Respuesta a literatura previa

Ante críticas que señalan similitudes con técnicas anteriores, los autores argumentan que su enfoque aborda una variante anatómica no descrita: adherencia periumbilical localizada con laxitud periférica. Métodos tradicionales (abdominoplastia completa o fleur-de-lis) implicarían riesgos vasculares o cicatrices más extensas.

Implicaciones clínicas y direcciones futuras

Este caso subraya la importancia de adaptar enfoques a variantes anatómicas individuales.

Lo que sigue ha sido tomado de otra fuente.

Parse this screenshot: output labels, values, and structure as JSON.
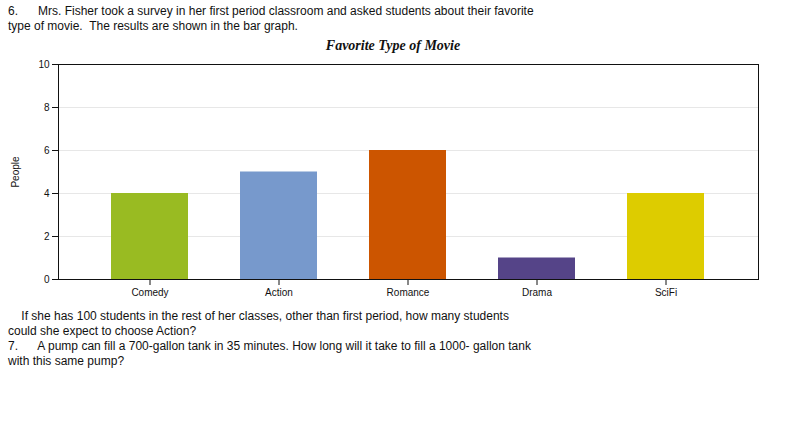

La combinación propuesta ofrece corrección en un solo tiempo con riesgo reducido. Futuros estudios podrían evaluar resultados a largo plazo o integrar angiografía con verde de indocianina para optimizar la evaluación vascular intraoperatoria.

Conclusión

La combinación de abdominoplastia inversa y miniabdominoplastia representa una solución segura y eficaz para deformidades con adherencia periumbilical localizada. Al preservar la integridad vascular y minimizar la disección, esta técnica logra refinamiento estético con riesgos reducidos, destacando el valor de la planificación quirúrgica adaptativa.